Par Rossella Valdrè et Elisabetta Marchiori, Société italienne de psychanalyse
Traduction anglaise par: Flora Capostagno
Lu dans Italien
 
               


"L'art est subversif car il est lié à l'inconscient.
Plus un film est connecté à l'inconscient, plus il est subversif. Comme les rêves ".

(David Cronenberg)

Pour la deuxième année consécutive, des psychanalystes de la Société italienne de psychanalyse (Rossella Valdrè, Elisabetta Marchiori et Massimo De Mari), qui partagent une passion pour le cinéma et la psychanalyse, ont assisté à la 71e édition du Festival international du film de Venise, un événement culturel de résonance mondiale , en envoyant quotidiennement un commentaire «en direct» sur les films vus - avec leurs impressions et sensations de l'atmosphère générale - sur le site Internet de notre Société (www.spiweb.it ).

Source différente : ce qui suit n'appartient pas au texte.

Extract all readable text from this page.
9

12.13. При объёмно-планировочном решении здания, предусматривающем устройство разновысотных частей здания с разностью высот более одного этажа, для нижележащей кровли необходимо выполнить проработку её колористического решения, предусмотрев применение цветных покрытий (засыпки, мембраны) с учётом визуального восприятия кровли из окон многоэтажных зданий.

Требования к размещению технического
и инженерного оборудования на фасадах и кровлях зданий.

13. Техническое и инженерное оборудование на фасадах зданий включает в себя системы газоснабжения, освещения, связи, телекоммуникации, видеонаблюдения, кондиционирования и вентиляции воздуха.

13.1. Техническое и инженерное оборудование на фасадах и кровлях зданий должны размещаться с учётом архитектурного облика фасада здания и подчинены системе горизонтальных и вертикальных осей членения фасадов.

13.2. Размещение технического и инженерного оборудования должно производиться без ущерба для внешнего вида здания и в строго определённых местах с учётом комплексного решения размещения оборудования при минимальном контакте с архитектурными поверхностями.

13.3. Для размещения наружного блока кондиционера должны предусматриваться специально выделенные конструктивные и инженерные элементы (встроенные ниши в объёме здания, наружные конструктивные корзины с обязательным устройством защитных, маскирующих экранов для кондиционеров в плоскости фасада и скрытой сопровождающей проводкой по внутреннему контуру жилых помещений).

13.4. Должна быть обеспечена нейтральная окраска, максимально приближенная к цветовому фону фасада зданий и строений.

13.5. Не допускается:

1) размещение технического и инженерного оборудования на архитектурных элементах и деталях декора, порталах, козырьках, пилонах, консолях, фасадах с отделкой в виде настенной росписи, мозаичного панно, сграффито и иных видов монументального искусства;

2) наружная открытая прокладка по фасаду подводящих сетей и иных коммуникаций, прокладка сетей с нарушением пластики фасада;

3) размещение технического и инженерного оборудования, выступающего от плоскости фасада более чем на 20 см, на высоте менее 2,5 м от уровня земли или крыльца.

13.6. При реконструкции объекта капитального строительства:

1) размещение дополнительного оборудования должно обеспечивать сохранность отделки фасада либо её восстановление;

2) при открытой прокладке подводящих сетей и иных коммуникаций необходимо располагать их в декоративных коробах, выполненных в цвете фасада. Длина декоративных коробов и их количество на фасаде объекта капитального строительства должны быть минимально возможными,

Rappelons que le cinéma et la psychanalyse semblent partager un destin indissociable: ils sont nés ensemble à la fin du siècle dernier. Depuis lors, la magie du cinéma, sa capacité à dépeindre le rêve et le monde intérieur des humains, ont fait l'objet d'un intérêt particulier pour la psychanalyse. L'un nourrit l'autre: nous sommes d'accord avec Cronenberg pour affirmer que le cinéma, en tant que psychanalyse, est par nature un «acte subversif». Non lié par le bon sens, il est lié au rêve: il doit représenter la réalité, mais aussi la transfigurer, la rendre spéciale et poétique à travers le récit personnel du réalisateur, le visage spécifique de l'acteur. J'ajoute qu'ayant assisté à d'autres festivals de cinéma, qui ont toujours été excellents, cette atmosphère magique est mise en valeur par le caractère unique du Lido de Venise, une île suspendue dans le lagon. Une position «dans les limbes» qui semble permettre aux images d'accéder plus facilement à l'inconscient.

Passons au Festival de cette année. Pour la première fois, le Président du Jury est un musicien, Alexandre Desplat, compositeur français de bande-son de renommée internationale, qui a conclu son discours de remise des prix avec cette expression la plus française: Vive la musique! Vive le cinéma!

Comme toujours, le calendrier est riche et varié, offrant un scénario des arts cinématographiques du monde entier: cinquante-cinq films ont été présentés, dont vingt en compétition, plus quatorze courts métrages et dix-neuf classiques restaurés (dont le prix revient à Una giornata particolare d'Ettore Scola, 1978 Oscar du meilleur réalisateur et du meilleur acteur). Ces derniers sont plus qu'un simple hommage au passé: une contribution sérieuse au sauvetage de chefs-d'œuvre menacés d'oubli, à l'image de la restauration des déménagés opérée par la psychanalyse.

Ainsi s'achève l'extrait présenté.